Conférences et table-ronde pour affronter lucidementla problématique et pour célébrer la vie
Toute l'équipe de Scriptura : Nouvelle série et toute l'équipe de l'exécutif de l'AÉTSRUM unissent leurs forces pour s'attaquer à la question du suicideen abordant ce sujet souvent tabou et en célébrant la vie.
Au menu :
-Conférence de Francine Gratton, professeure à la Faculté de sciences infirmières de l'Université, sur les suicides d'être des jeunes québécois.
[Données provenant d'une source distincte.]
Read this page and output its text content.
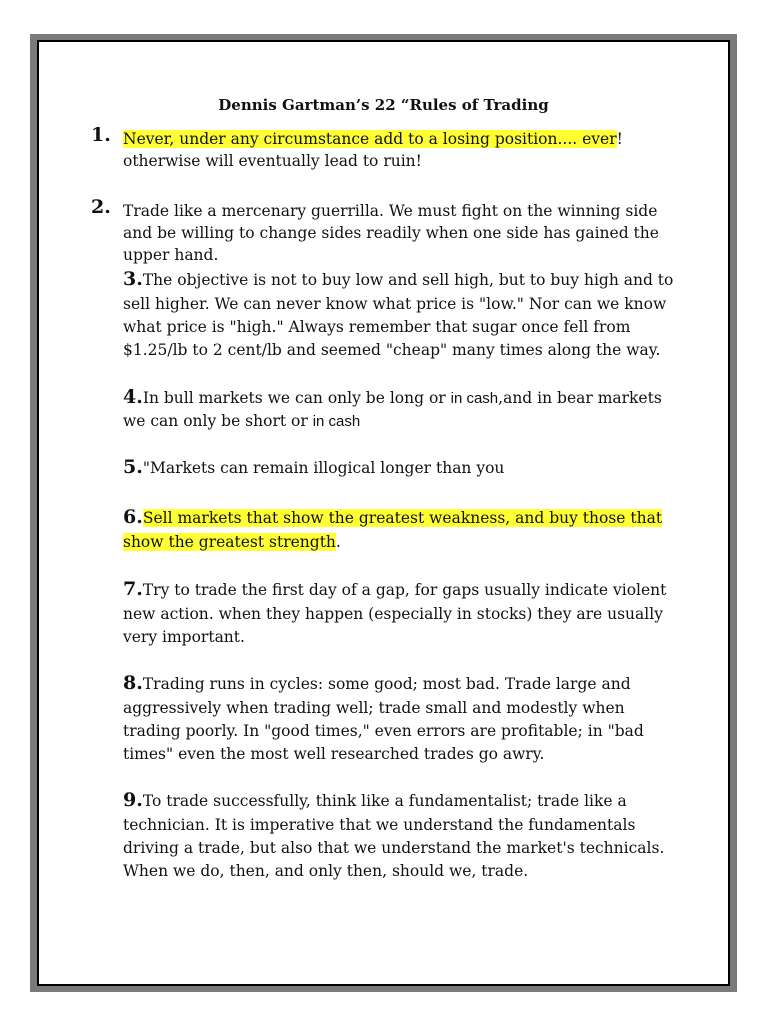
Dennis Gartman’s 22 “Rules of Trading
1. Never, under any circumstance add to a losing position.... ever!
otherwise will eventually lead to ruin!
2. Trade like a mercenary guerrilla. We must fight on the winning side
and be willing to change sides readily when one side has gained the
upper hand.
3.The objective is not to buy low and sell high, but to buy high and to
sell higher. We can never know what price is "low." Nor can we know
what price is "high." Always remember that sugar once fell from
$1.25/lb to 2 cent/lb and seemed "cheap" many times along the way.
4.In bull markets we can only be long or in cash,and in bear markets
we can only be short or in cash
5."Markets can remain illogical longer than you
6.Sell markets that show the greatest weakness, and buy those that
show the greatest strength.
7.Try to trade the first day of a gap, for gaps usually indicate violent
new action. when they happen (especially in stocks) they are usually
very important.
8.Trading runs in cycles: some good; most bad. Trade large and
aggressively when trading well; trade small and modestly when
trading poorly. In "good times," even errors are profitable; in "bad
times" even the most well researched trades go awry.
9.To trade successfully, think like a fundamentalist; trade like a
technician. It is imperative that we understand the fundamentals
driving a trade, but also that we understand the market's technicals.
When we do, then, and only then, should we, trade.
-Conférence de Francis Daoust, étudiant au doctorat en études bibliques à la Faculté de théologie et de sciences des religions de l'Université de Montréal, sur le récit du suicide de Judas dans l'évangile de Matthieu.
-Table-ronde avec Andrée-Anne Provencal, étudiante au doctorat en psychologie à l'UQAM et bénévole de Jeunesse J'écoute, et avec Jean Girard, prêtre catholique, qui a développé au cours des années une spécialisation dans la présidence des messes pour les personnes suicidées et leurs proches.
-Repas, breuvages et célébration de la vie entre amis et collègues.
Ce lancement-rencontre aura lieu le jeudi 22 novembre à 17h30 au local 622 du 3333 Queen-Mary.